Smart Data Lake Builder can be executed in multiple ways on Microsoft Azure:
- on Databricks
- as containers orchestrated with Kubernetes
- as virtual machine
SDLB on Databricks
Databricks has the advantage of pre-configurated features like ready-to-use Spark clusters, metastore, notebook support and integrated SQL endpoints.
At the time of this writing, a few extra steps are needed to overwrite specific libraries. When running a job in Databricks, a few dependencies are given and can not be simply overwritten with your own as described in the Azure documentation. Since we use a newer version of typesafe config, we need to force the overwrite of this dependency. We will create a cluster init script that downloads the library and saves it on the cluster, then use Sparks ChildFirstURLClassLoader to explicitly load our library first. This can hopefully be simplified in the future.
In your Azure portal, create a Databricks Workspace and launch it
Create a cluster that fits your needs. For a first test you can use the miminal configuration of 1 Worker and 1 Driver node. This example was tested on Databricks Runtime Version 6.2.
Open the Advanced Options, Init Scripts and configure the path:
On your local machine, create a simple script called config-install.sh with the following content
wget -O /databricks/jars/-----config-1.3.4.jar https://repo1.maven.org/maven2/com/typesafe/config/1.3.4/config-1.3.4.jar
To copy this local file to your Databricks filesystem, use the Databricks CLI:
databricks fs mkdirs dbfs:/databricks/scripts
databricks fs cp \<path-to/config-install.sh\> dbfs:/databricks/scripts/
Now this script gets executed every time the cluster starts.

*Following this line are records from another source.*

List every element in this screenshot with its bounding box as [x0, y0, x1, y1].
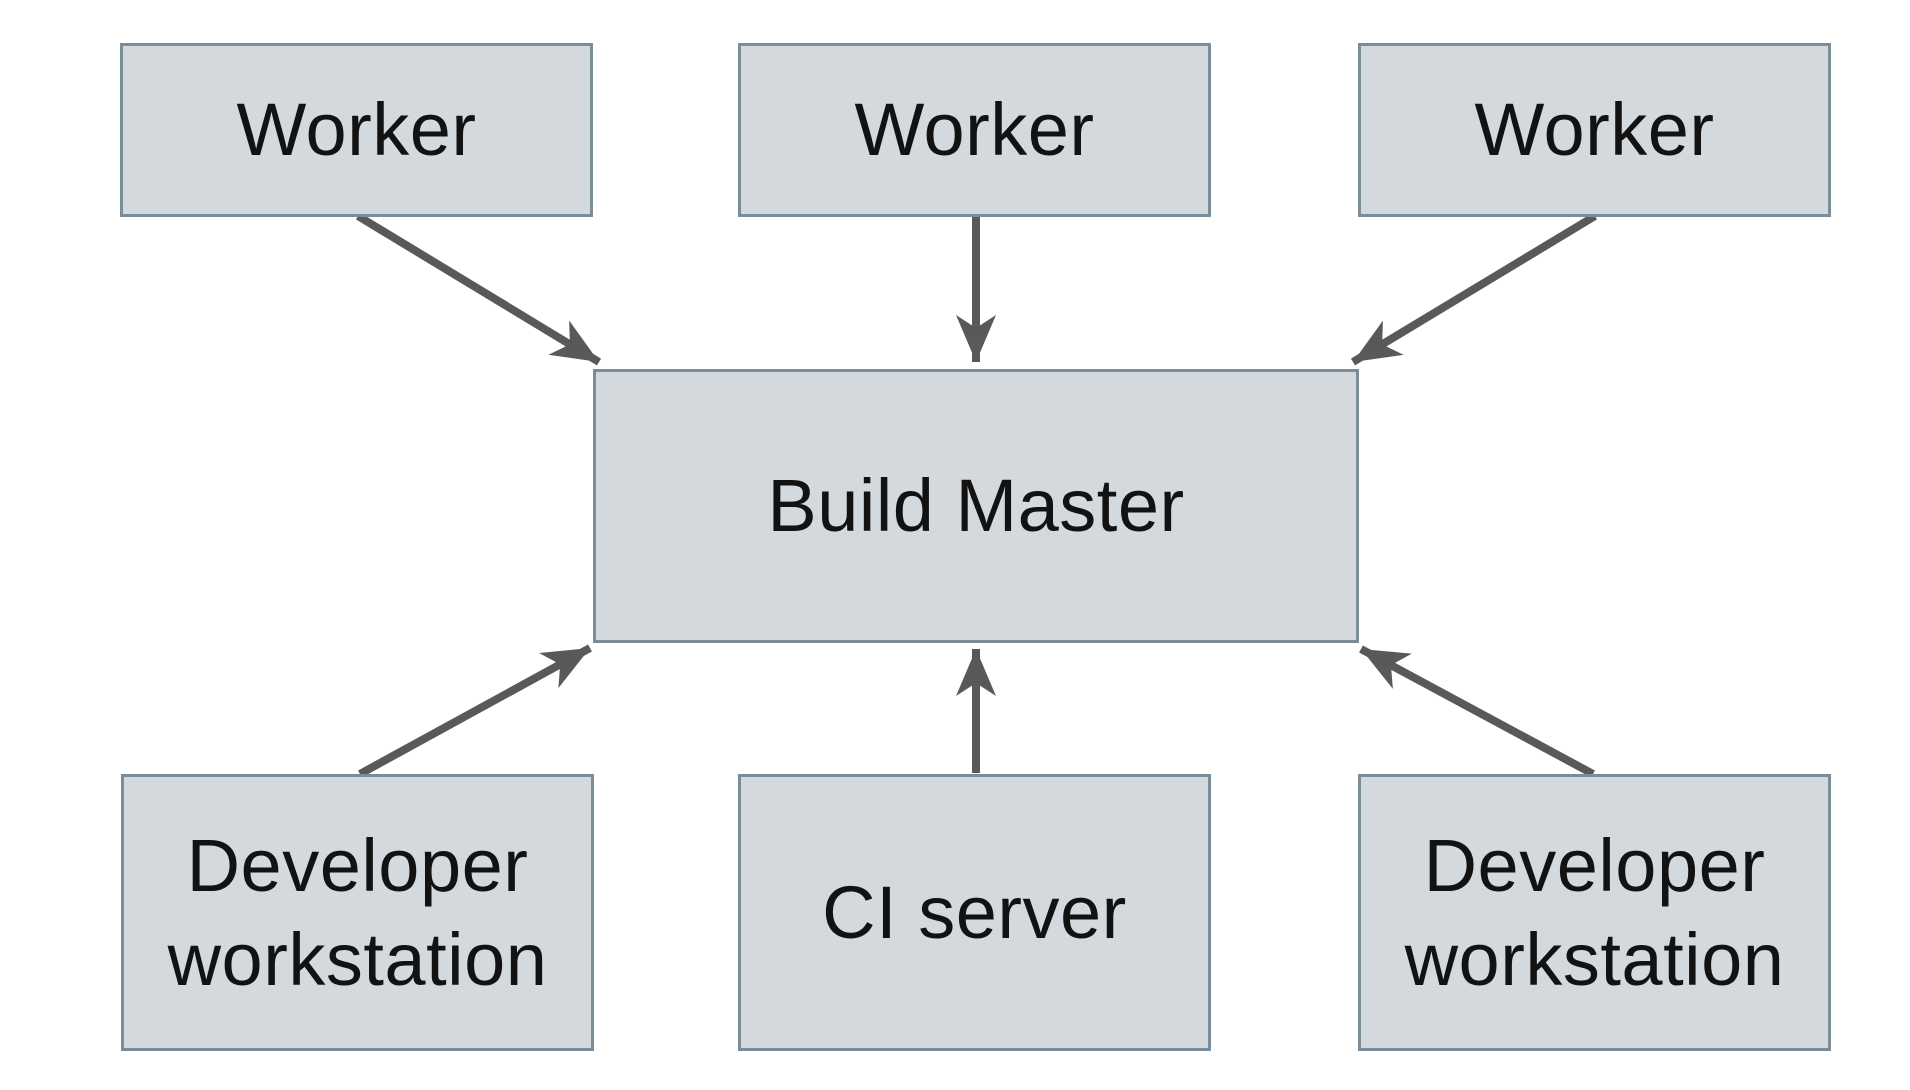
- node-build-master: Build Master: [593, 369, 1359, 643]
- node-worker-2: Worker: [738, 43, 1211, 217]
- node-developer-workstation-right: Developer workstation: [1358, 774, 1831, 1051]
- node-developer-workstation-right-label: Developer workstation: [1404, 823, 1785, 1001]
- edge-worker3-to-buildmaster: [1350, 212, 1598, 366]
- node-worker-3: Worker: [1358, 43, 1831, 217]
- node-ci-server-label: CI server: [822, 870, 1127, 954]
- node-ci-server: CI server: [738, 774, 1211, 1051]
- edge-worker1-to-buildmaster: [355, 212, 602, 366]
- edge-devright-to-buildmaster: [1359, 645, 1595, 778]
- node-worker-2-label: Worker: [854, 88, 1095, 172]
- node-build-master-label: Build Master: [767, 464, 1185, 548]
- node-developer-workstation-left-label: Developer workstation: [167, 823, 548, 1001]
- edge-devleft-to-buildmaster: [358, 644, 592, 778]
- node-worker-3-label: Worker: [1474, 88, 1715, 172]
- node-worker-1: Worker: [120, 43, 593, 217]
- node-developer-workstation-left: Developer workstation: [121, 774, 594, 1051]
- node-worker-1-label: Worker: [236, 88, 477, 172]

It will download the config library and put it in a place where the classloader can find it.
Start your cluster, check the event log to see if it's up. If something is wrong with the init script, the cluster will not start.
On your local machine, create a second the SDLB configuration file(s) e.g. called application.conf. For more details of the configuration file(s) see hocon overview.

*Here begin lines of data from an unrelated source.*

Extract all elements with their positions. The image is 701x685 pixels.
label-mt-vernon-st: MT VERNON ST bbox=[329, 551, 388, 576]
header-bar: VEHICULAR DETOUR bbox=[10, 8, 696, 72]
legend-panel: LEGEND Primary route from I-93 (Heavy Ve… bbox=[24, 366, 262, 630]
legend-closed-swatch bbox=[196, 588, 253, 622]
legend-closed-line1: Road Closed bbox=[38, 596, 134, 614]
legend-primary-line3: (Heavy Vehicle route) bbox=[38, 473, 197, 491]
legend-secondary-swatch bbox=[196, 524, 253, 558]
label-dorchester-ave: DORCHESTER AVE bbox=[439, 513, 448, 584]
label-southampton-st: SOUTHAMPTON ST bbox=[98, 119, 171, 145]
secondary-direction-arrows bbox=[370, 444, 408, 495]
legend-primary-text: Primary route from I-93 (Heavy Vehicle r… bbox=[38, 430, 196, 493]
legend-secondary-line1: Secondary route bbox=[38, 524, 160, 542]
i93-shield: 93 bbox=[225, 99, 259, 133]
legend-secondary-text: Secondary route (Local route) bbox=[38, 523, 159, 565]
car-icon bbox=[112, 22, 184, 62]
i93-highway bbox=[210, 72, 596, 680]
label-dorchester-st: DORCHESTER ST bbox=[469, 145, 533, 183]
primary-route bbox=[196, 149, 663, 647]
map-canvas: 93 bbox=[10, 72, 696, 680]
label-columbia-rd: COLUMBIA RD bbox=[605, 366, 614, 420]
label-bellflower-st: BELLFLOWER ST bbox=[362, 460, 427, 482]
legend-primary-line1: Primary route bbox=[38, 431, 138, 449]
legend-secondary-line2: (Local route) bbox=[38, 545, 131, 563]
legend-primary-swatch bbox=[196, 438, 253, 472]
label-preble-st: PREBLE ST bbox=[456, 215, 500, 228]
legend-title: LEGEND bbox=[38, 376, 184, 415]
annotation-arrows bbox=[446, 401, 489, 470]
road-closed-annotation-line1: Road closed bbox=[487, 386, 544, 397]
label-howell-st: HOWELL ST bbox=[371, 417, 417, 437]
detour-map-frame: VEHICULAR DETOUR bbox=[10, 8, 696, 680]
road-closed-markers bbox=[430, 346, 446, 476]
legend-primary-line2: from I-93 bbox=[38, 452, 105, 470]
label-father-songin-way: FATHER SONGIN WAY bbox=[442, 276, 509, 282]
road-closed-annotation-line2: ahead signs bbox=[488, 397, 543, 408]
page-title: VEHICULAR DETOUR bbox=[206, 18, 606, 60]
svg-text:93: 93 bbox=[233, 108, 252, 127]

Upload the file(s) to a conf folder in dbfs:
databricks fs mkdirs dbfs:/conf
databricks fs cp path-to/application.conf dbfs:/conf/
Now create a Job with the following details: If you don't have the JAR file yet, see build fat jar on how to build it (using the Maven profile fat-jar).
Task: Upload JAR - Choose the smartdatalake-<version>-jar-with-dependencies.jar
Main Class: io.smartdatalake.app.LocalSmartDataLakeBuilder Arguments:
["-c", "file:///dbfs/conf/", "--feed-sel", "download"]
The option --override-jars is set automatically to the correct value for DatabricksConfigurableApp. If you want to override any additional libraries, you can provide a list with this option.
Finally the job can be started and the result checked.
For a detailed example see Deployment on Databricks blog post.